И турнепс доставили. «Нет ничего невозможного, – так комментировал штурман свой успех. – Надо только очень захотеть».

Когда пришвартовался первый тральщик, штурман вышел к борту и вызвал капитана, чтобы лично доложить, что турнепс прибыл – что говорить, приятно людям делать маленькие радости. Но когда стали турнепс перегружать, он услышал в свой адрес такие эпитеты, что скрылся в каюте и больше на палубе не показывался.

Оказывается, «турнепсом» капитаны называли спиртное.

Наталья же сообщала ему и о Коле Ковалеве, давнем его приятеле, который теперь перевелся в тралфлот и сейчас ходит на «Зените». Три раза Ярцев попадал с ним на один пароход, и всегда они жили душа в душу, а на последнем, на «Куинджи», они так сошлись, что даже на берегу были вместе, вызывая этим ревнивую озабоченность жен. Когда Наталья вспоминала Колю, у нее лицо молодело и глаза становились лукавыми и озорными. Ладная у них тогда подобралась компания.

Наталья появилась, когда сигарета почти догорела.

– Привет, – небрежно бросила, поставила полное ведро и попросила закурить.

Лицо ее, несмотря на свежий легкий загар, выглядело утомленным. Облокотившись рядом на планшир, она жадно затянулась и, сильно выдохнув дым, спросила:

– Где идем-то? Канары уже прошли?

– Опомнилась! – удивился Ярцев. – Скоро тропики.
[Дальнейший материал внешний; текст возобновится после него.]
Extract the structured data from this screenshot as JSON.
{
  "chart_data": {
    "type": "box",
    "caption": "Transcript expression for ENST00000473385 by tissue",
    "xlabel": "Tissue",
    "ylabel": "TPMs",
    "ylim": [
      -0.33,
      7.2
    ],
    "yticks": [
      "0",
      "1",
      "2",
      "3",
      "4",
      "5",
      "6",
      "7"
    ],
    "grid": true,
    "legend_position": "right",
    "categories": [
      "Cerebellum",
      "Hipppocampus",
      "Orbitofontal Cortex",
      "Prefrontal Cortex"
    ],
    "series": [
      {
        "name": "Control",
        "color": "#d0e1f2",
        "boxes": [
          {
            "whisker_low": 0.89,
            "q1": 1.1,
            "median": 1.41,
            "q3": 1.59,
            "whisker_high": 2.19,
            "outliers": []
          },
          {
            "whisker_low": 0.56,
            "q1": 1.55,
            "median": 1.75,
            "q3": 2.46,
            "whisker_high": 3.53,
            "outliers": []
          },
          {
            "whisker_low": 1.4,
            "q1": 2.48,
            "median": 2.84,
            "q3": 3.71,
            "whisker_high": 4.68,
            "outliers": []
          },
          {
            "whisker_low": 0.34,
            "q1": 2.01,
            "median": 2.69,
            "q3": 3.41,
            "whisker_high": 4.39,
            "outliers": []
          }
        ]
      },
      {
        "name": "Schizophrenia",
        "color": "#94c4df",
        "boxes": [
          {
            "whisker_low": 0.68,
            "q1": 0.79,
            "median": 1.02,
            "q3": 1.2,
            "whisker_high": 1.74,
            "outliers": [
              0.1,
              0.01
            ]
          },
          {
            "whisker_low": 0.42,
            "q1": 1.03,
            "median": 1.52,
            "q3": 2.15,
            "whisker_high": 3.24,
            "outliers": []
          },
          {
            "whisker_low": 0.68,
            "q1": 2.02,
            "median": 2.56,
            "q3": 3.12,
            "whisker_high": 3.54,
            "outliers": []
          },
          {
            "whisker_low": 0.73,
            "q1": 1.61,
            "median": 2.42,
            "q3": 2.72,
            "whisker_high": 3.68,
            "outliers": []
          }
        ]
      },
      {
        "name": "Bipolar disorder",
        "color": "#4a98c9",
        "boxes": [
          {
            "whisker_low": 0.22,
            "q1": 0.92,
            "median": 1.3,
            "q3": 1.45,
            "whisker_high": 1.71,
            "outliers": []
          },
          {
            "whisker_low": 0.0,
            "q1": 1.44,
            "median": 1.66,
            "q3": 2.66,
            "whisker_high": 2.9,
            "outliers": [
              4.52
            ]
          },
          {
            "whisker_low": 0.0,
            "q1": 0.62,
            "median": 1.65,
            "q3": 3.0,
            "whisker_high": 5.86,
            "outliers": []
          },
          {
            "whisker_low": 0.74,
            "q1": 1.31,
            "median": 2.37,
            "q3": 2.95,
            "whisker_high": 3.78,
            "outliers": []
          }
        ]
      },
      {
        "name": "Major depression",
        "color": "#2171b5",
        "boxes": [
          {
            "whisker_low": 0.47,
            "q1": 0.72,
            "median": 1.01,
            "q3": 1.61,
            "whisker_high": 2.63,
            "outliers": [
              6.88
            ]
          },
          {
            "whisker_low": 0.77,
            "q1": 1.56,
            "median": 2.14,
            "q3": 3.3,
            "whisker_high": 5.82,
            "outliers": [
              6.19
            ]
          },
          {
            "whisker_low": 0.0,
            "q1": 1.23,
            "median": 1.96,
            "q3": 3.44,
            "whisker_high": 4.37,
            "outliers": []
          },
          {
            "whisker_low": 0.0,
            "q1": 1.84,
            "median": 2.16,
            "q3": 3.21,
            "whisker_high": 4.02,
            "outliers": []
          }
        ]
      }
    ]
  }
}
– Да ну, к лешему, с такой жизнью имя свое не вспомнишь. До трех часов сегодня в кинга играли, – будто упрекая кого-то, пожаловалась она.

– Азартную жизнь проводишь, – посочувствовал Олег.
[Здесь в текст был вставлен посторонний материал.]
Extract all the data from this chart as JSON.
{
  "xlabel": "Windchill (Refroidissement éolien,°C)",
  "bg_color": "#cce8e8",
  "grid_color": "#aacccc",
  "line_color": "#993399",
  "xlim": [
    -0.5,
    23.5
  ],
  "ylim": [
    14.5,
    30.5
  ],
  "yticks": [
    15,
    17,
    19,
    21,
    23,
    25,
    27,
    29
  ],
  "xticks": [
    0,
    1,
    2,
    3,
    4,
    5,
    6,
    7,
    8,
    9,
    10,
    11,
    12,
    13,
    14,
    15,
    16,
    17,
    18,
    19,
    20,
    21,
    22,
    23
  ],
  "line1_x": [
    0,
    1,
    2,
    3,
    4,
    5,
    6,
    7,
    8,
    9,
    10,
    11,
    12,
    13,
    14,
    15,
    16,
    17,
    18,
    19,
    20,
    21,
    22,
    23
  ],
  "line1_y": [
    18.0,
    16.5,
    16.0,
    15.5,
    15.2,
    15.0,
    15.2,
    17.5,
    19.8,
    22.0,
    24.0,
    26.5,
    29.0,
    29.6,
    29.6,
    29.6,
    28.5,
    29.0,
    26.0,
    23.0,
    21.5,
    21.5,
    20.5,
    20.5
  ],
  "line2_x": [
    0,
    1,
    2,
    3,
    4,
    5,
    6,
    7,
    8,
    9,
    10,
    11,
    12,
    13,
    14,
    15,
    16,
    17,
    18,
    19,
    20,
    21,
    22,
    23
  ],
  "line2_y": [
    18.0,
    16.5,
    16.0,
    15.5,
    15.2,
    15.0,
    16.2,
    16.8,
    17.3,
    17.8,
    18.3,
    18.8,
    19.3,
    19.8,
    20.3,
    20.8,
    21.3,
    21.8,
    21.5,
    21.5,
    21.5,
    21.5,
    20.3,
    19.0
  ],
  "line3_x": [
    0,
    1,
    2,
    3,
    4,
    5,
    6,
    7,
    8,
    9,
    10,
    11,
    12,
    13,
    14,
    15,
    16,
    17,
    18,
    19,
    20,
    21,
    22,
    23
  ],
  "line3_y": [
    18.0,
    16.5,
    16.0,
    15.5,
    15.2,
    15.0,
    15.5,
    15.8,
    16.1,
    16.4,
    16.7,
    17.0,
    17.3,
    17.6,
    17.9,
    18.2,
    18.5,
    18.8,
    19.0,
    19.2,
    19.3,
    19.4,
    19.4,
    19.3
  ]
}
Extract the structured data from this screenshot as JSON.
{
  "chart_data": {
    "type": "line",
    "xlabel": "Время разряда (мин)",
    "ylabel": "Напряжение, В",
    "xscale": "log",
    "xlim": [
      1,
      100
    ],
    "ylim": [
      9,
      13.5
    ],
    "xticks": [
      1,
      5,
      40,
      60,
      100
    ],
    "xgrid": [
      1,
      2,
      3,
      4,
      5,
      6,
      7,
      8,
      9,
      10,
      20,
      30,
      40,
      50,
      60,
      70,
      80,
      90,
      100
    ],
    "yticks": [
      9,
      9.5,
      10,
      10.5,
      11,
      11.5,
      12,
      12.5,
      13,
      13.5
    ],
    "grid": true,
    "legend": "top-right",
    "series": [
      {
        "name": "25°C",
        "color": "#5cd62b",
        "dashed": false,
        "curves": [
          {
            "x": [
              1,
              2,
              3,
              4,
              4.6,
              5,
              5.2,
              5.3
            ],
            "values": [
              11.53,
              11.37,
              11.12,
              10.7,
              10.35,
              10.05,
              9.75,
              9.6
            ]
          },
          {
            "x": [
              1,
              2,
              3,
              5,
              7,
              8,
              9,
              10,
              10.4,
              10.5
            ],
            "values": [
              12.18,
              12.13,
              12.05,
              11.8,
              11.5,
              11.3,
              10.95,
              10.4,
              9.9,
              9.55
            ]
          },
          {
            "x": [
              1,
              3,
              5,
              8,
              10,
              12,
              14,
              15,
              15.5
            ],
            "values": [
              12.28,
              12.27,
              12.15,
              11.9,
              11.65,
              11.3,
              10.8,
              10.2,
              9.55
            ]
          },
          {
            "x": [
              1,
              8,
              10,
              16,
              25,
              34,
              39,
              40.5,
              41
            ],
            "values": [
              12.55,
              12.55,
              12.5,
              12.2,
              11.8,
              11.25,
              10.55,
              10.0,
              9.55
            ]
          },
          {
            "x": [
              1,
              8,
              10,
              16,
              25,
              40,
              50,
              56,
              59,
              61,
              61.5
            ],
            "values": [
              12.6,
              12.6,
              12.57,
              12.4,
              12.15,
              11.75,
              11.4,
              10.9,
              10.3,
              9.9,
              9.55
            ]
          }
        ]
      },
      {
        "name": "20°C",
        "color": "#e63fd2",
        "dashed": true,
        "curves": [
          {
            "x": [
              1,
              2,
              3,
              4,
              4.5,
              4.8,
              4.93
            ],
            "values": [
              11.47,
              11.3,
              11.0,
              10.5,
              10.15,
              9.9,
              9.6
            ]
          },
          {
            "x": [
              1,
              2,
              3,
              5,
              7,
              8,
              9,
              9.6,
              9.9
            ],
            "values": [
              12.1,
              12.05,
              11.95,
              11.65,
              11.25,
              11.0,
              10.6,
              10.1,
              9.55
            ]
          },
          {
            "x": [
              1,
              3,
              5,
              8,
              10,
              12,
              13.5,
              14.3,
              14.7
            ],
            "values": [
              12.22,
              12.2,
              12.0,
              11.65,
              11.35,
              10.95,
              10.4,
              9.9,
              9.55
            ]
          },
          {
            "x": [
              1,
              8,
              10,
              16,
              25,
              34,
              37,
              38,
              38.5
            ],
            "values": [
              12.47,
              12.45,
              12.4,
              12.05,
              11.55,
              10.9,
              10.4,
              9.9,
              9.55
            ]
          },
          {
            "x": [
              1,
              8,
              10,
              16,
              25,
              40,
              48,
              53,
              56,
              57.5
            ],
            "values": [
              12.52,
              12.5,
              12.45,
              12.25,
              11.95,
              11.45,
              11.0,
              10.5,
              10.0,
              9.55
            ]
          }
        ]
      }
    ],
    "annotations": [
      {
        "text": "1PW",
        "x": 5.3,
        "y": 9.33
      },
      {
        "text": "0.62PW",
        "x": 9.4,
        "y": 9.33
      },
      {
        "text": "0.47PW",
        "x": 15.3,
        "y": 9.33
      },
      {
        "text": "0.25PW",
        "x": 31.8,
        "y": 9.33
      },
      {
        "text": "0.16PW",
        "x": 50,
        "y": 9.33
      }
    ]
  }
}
– Если бы… Не каюта, а проходной двор. Турнепс вчера заявляет: «Вы почему на ключ закрываетесь? Не положено по уставу». Влез и просидел до трех. Еще Мишенька твой был.

– Так гоните вы их!

– Я шуганула старпома пару раз, так Полина обижается. Она за ним, как за каменной стеной.

– Сообразительная девочка.

– Она развлекается, а я, как дура, сиди. И спать – не заснешь, и уйти нельзя, чтобы не наследить. Мой чертушка мне уже сцены ревности закатывает.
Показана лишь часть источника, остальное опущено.